Así es como funciona la ciencia. Un día, un miembro de la Instituto de Investigación de Recursos de Caza estudia cámaras trampa y, a continuación, este equipo de investigación está reescribiendo muchas de las cosas que creíamos saber sobre los carnívoros terrestres.
Y también para un puñado de madres que cuidan de sus hijos.
¿Qué pasó? Como decía, un equipo liderado por el IREC desplegó cámaras trampa documentar Por primera vez, las hembras de lince ibérico sumergen intencionadamente en charcos de agua conejos recién cazados antes de pasárselos a sus crías.
Puede parecer una curiosidad etológica; pero estamos hablando del primer caso conocido (ocho eventos diferentes) de manipulación intencional de presas con agua (en cinco torres diferentes) a través de félidos salvajes. Un comportamiento cognitivo complejo que nunca creímos posible.
Y es raro porque no es «insertar y quitar» ni nada por el estilo.
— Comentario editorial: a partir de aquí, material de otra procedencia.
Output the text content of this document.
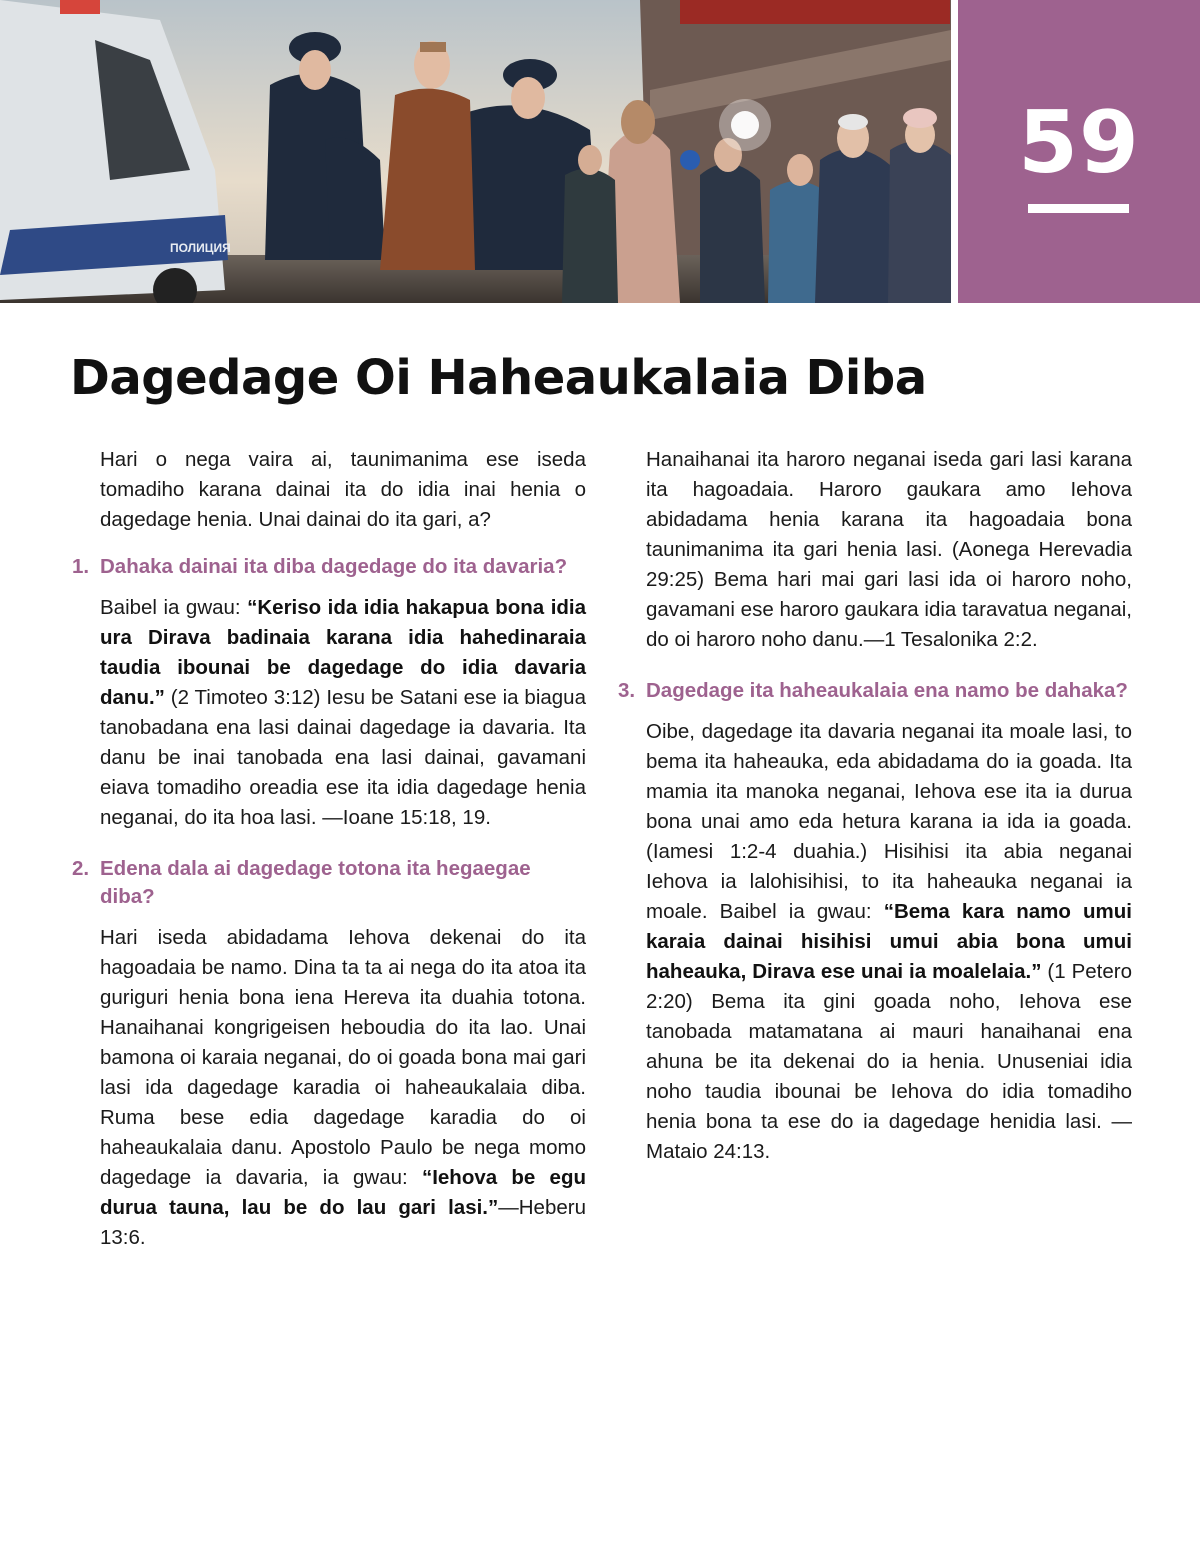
ПОЛИЦИЯ
59
Dagedage Oi Haheaukalaia Diba

Hari o nega vaira ai, taunimanima ese iseda tomadiho karana dainai ita do idia inai henia o dagedage henia. Unai dainai do ita gari, a?

1. Dahaka dainai ita diba dagedage do ita davaria?

Baibel ia gwau: “Keriso ida idia hakapua bona idia ura Dirava badinaia karana idia hahedinaraia taudia ibounai be dagedage do idia davaria danu.” (2 Timoteo 3:12) Iesu be Satani ese ia biagua tanobadana ena lasi dainai dagedage ia davaria. Ita danu be inai tanobada ena lasi dainai, gavamani eiava tomadiho oreadia ese ita idia dagedage henia neganai, do ita hoa lasi. —Ioane 15:18, 19.

2. Edena dala ai dagedage totona ita hegaegae diba?

Hari iseda abidadama Iehova dekenai do ita hagoadaia be namo. Dina ta ta ai nega do ita atoa ita guriguri henia bona iena Hereva ita duahia totona. Hanaihanai kongrigeisen heboudia do ita lao. Unai bamona oi karaia neganai, do oi goada bona mai gari lasi ida dagedage karadia oi haheaukalaia diba. Ruma bese edia dagedage karadia do oi haheaukalaia danu. Apostolo Paulo be nega momo dagedage ia davaria, ia gwau: “Iehova be egu durua tauna, lau be do lau gari lasi.”—Heberu 13:6.

Hanaihanai ita haroro neganai iseda gari lasi karana ita hagoadaia. Haroro gaukara amo Iehova abidadama henia karana ita hagoadaia bona taunimanima ita gari henia lasi. (Aonega Herevadia 29:25) Bema hari mai gari lasi ida oi haroro noho, gavamani ese haroro gaukara idia taravatua neganai, do oi haroro noho danu.—1 Tesalonika 2:2.

3. Dagedage ita haheaukalaia ena namo be dahaka?

Oibe, dagedage ita davaria neganai ita moale lasi, to bema ita haheauka, eda abidadama do ia goada. Ita mamia ita manoka neganai, Iehova ese ita ia durua bona unai amo eda hetura karana ia ida ia goada. (Iamesi 1:2-4 duahia.) Hisihisi ita abia neganai Iehova ia lalohisihisi, to ita haheauka neganai ia moale. Baibel ia gwau: “Bema kara namo umui karaia dainai hisihisi umui abia bona umui haheauka, Dirava ese unai ia moalelaia.” (1 Petero 2:20) Bema ita gini goada noho, Iehova ese tanobada matamatana ai mauri hanaihanai ena ahuna be ita dekenai do ia henia. Unuseniai idia noho taudia ibounai be Iehova do idia tomadiho henia bona ta ese do ia dagedage henidia lasi. —Mataio 24:13.
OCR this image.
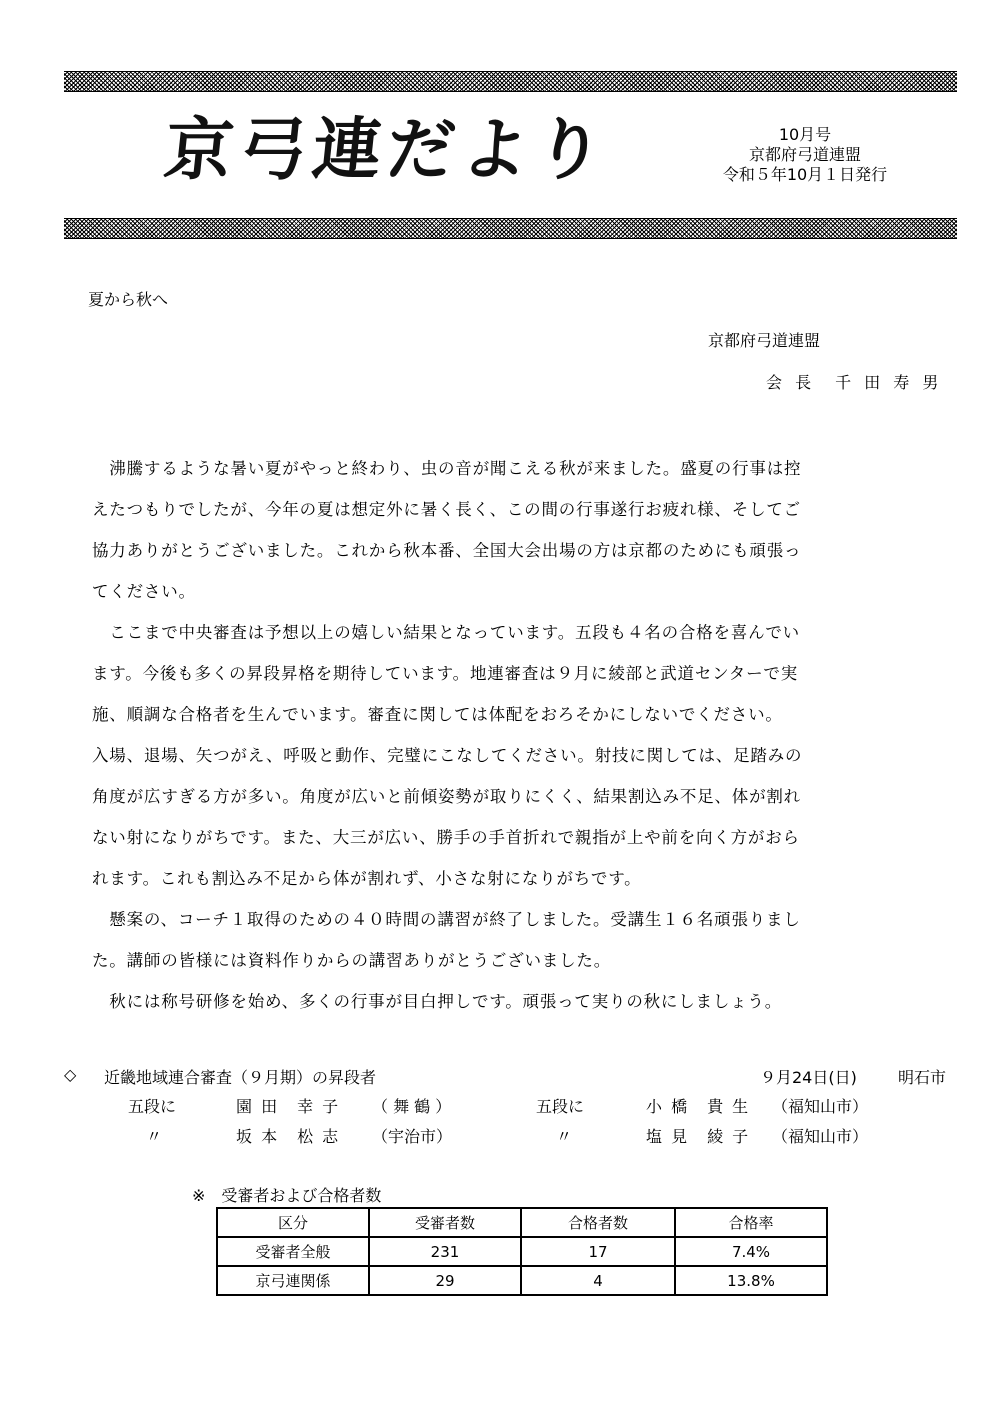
京弓連だより	10月号
京都府弓道連盟
令和５年10月１日発行
夏から秋へ
京都府弓道連盟
会 長　千 田 寿 男

　沸騰するような暑い夏がやっと終わり、虫の音が聞こえる秋が来ました。盛夏の行事は控
えたつもりでしたが、今年の夏は想定外に暑く長く、この間の行事遂行お疲れ様、そしてご
協力ありがとうございました。これから秋本番、全国大会出場の方は京都のためにも頑張っ
てください。

　ここまで中央審査は予想以上の嬉しい結果となっています。五段も４名の合格を喜んでい
ます。今後も多くの昇段昇格を期待しています。地連審査は９月に綾部と武道センターで実
施、順調な合格者を生んでいます。審査に関しては体配をおろそかにしないでください。
入場、退場、矢つがえ、呼吸と動作、完璧にこなしてください。射技に関しては、足踏みの
角度が広すぎる方が多い。角度が広いと前傾姿勢が取りにくく、結果割込み不足、体が割れ
ない射になりがちです。また、大三が広い、勝手の手首折れで親指が上や前を向く方がおら
れます。これも割込み不足から体が割れず、小さな射になりがちです。

　懸案の、コーチ１取得のための４０時間の講習が終了しました。受講生１６名頑張りまし
た。講師の皆様には資料作りからの講習ありがとうございました。

　秋には称号研修を始め、多くの行事が目白押しです。頑張って実りの秋にしましょう。

◇ 近畿地域連合審査（９月期）の昇段者	９月24日(日)	明石市
五段に	園 田　幸 子 （ 舞 鶴 ）	五段に	小 橋　貴 生 （福知山市）
〃	坂 本　松 志 （宇治市）	〃	塩 見　綾 子 （福知山市）
※　受審者および合格者数
区分	受審者数	合格者数	合格率
受審者全般	231	17	7.4%
京弓連関係	29	4	13.8%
No es nada sutil ni se confunde fácilmente con otra cosa: los linces mantienen la inmersión durante más de 60 segundos sin soltar a su presa, y por supuesto lo hacen totalmente a propósito.
¿Por qué están haciendo esto? Bueno, la verdad es que no lo saben. Los investigadores señalan que las hembras podrían utilizar los conejos como medio de transporte para abastecer de agua a sus crías durante los períodos especialmente calurosos. También hay que tener en cuenta que en esta época del año los cachorros recién están siendo destetados.
Sin embargo, como dije, no lo sabemos con certeza.
¿Por qué es importante? Hasta ahora habíamos encontrado muchos casos de animales haciendo esto. Lavaron su comida en agua. (macacos japoneses y tailandeses; grandes simios, jabalíes y cacatúas en cautiverio), pero todos en especies omívoras o frugívoras que utilizaban esta manipulación para eliminar arena y tierra. Nunca antes habíamos visto a un carnívoro hacer esto.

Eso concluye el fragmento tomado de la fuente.